Kur'an-ı Kerim ve Türkçe Meali Sayfa 565
16. Biz yakında onun burnunu, kibrini kıracak ve yakasını kurtaramayacağı bir zilletle damgalayacağız.
17. İçinde her türlü meyveler bulunan bahçe sahiplerini bela vererek imtihan ettiğimiz gibi Mekke'lileri de açlık ve kıtlıkla bela verip imtihan ettik. Hani o bahçe sahipleri sabah olunca erkenden kimse görmeden mahsulleri toplamaya yemin etmişlerdi.

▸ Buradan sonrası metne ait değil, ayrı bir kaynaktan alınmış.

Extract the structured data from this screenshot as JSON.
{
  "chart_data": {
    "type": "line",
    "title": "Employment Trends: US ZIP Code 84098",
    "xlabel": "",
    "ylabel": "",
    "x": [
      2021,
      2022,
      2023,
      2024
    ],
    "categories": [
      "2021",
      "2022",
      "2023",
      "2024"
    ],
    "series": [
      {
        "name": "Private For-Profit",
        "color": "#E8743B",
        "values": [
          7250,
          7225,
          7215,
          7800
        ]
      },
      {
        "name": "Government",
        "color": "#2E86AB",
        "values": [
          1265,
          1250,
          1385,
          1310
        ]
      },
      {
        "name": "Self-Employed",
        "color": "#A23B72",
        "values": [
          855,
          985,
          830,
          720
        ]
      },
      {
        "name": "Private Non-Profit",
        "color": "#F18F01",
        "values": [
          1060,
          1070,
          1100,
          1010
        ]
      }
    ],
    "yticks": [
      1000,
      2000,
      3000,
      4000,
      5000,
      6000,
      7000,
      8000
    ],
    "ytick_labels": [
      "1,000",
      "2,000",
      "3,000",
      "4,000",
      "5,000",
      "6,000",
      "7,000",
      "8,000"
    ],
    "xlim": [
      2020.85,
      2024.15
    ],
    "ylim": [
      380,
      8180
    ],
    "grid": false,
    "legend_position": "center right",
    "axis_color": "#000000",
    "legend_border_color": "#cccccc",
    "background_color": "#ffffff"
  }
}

18. Allah dilerse şeklinde Allah'ın iradesi ile ilgili hiçbir istisnai kayıt da koymamışlardı.
19. Onlar daha uykuda iken Rabbinden gelen bir felaket bahçeyi kapladı ve sardı.

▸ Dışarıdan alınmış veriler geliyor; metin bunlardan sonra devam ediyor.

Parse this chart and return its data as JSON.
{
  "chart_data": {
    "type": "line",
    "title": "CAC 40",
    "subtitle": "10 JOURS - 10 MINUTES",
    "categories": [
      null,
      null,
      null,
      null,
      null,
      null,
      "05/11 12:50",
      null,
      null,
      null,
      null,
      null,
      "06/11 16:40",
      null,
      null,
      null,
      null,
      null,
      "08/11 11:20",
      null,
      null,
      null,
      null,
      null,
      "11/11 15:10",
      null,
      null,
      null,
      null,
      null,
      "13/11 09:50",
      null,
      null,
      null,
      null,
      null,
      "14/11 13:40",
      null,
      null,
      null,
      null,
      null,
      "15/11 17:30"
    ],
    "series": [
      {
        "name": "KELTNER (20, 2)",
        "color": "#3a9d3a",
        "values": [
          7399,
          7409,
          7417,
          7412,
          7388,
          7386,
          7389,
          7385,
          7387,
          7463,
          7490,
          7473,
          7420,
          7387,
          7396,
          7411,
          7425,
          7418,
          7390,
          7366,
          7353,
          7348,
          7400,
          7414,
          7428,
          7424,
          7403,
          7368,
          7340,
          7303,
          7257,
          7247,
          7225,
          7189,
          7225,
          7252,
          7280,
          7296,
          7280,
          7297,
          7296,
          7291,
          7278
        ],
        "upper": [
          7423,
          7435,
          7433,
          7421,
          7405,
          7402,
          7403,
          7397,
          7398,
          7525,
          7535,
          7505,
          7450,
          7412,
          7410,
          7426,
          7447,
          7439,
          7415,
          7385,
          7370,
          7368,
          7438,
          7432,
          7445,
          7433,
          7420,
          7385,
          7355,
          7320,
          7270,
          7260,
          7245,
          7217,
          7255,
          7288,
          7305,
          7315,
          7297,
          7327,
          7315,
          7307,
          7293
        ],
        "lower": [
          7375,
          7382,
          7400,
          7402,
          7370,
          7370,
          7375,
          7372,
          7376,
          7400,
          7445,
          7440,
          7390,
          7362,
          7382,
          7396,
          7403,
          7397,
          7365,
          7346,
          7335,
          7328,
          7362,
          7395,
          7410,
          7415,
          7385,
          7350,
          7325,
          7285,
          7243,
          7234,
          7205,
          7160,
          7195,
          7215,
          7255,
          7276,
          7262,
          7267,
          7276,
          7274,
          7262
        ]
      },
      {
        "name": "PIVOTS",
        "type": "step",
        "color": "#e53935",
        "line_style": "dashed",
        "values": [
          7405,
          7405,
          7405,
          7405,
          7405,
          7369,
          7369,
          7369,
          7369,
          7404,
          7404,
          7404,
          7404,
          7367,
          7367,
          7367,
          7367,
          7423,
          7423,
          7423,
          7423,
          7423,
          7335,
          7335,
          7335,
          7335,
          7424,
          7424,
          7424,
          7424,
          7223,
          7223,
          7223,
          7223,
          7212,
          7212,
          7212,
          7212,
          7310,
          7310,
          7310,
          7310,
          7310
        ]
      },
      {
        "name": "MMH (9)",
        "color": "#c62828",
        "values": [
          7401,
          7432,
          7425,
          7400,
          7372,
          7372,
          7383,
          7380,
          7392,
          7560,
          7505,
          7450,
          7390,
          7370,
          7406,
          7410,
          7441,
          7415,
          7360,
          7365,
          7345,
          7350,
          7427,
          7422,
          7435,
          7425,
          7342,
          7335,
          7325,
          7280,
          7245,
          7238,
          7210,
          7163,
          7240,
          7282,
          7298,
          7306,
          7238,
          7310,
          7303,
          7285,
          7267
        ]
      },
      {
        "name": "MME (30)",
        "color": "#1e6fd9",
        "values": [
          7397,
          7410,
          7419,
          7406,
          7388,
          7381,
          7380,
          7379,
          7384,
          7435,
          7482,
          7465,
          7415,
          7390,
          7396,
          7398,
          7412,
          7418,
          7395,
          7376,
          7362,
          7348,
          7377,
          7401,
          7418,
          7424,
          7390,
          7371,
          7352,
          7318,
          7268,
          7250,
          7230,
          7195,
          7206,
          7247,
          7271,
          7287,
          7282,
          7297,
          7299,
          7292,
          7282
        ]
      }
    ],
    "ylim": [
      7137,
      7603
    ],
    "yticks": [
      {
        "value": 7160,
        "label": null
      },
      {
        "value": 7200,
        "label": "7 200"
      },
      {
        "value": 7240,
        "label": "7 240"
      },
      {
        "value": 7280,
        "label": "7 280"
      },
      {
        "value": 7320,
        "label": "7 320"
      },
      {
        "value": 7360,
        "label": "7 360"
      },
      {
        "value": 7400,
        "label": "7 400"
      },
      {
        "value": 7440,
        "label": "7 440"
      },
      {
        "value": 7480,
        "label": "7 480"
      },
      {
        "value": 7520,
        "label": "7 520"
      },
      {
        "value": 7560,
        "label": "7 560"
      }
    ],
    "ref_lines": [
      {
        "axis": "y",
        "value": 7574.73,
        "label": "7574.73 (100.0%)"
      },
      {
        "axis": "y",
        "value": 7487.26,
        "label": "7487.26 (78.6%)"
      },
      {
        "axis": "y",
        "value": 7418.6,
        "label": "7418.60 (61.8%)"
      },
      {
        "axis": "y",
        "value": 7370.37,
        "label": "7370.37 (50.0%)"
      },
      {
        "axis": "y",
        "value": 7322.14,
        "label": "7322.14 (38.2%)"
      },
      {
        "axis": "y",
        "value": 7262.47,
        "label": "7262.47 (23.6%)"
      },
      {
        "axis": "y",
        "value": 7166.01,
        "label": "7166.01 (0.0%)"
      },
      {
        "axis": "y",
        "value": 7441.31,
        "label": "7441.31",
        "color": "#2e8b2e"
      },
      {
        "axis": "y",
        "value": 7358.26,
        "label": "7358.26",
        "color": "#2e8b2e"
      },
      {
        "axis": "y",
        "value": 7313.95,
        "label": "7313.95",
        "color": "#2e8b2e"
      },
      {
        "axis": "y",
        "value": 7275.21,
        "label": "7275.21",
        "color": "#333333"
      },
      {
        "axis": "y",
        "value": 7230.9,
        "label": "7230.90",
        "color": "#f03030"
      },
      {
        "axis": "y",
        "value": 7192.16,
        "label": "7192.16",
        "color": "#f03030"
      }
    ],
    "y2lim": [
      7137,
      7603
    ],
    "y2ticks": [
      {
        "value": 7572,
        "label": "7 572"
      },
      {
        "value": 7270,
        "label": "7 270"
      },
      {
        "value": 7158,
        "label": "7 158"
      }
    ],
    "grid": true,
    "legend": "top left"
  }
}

20. Derken bahçe kapkara kesilip çorak bir yere dönüvermişti.
21. Bahçe sahipleri sabahleyin birbirlerine sesleniyorlardı.
22. Mahsüllerinizi toplayacaksanız erkence koşup gidin.
23. Derken yola düştüler, birbirlerine gizlice diyorlardı ki:
24. “Bugün hiçbir yoksula yol vermeyin, yanınıza sokulmasın sakın.”
25. Ve kendilerini yoksullara birşey vermemeye güçleri yeter zannederek erkenden bahçelerine gittiler.
26. Ama bahçeyi o perişan haliyle görünce: “Herhalde biz yanlış yere gelmişiz, bizim bahçe burası değildir veya biz sapık insanlarız fakir ve yoksulları haklarından mahrum etmeye çalışıyoruz” dediler.
27. Sonra yanlış yere gelmediklerini ve Allah'ın bir cezası ve imtihanı olduğunu anladıklarında: “Biz mahrum bırakılmışız” dediler.
28. Aralarında en aklı selim sahibi olan en uygun düşüneni: “Ben size Allah'ın sınırsız şanını yüceltmelisiniz dememişmiydim?” deyince,
29. onlar da: “Rabbimizin şanı yücedir, doğrusu biz yaratılış gayemize aykırı hareket ediyormuşuz” dediler.
30. Sonra dönüp birbirlerini kınamaya başladılar.
31. “Yazıklar olsun bize, gerçektende azmış kimselermişiz” dediler.
32. “Belki Rabbimiz bize harap olan bahçemizin yerine ondan daha iyisini verir, biz Rabbimize dönüyor ve her arzumuzu O'ndan istiyoruz.”
33. İşte bazı insanları bu dünyada denemek için gönderdiğimiz azap böyledir ama öteki dünyada günahkarların uğrayacağı azap daha da şiddetli olacak, keşke bunu bilselerdi.
34. Yolunu Allah'ın kitabıyla bulanlar için nimetler dolu cennetler vardır.
35. Artık müslümanları suçlular gibi tutarmıyız hiç?
36. Ey inkârcılar! Size ne oluyor nasıl hüküm veriyorsunuz yani müslümanlarla siz inkârcılar hiç bir olur mu?
37. Yanınızda gökten inmiş bir kitap var da oradan mı okuyup hüküm çıkarıyorsunuz?
38. Orada neyi beğenir isterseniz sizindir diye mi yazılı?
39. Yoksa bizden kıyamete kadar devam edecek bir söz mü aldınız ki, istediğiniz gibi hüküm veresiniz.
40. Ey peygamber! Sor onlara, onlardan hangisi bu hükmün savunucusu olacak?
41. Yoksa ortakları mı var? Doğru söylüyorlarsa gelsinler bakalım ortaklarıyla.
42. O gün işler güçleşir, onlar secde etmeye çağrılacaklar ama güçleri yetmez ve vakti de geçmiştir zaten.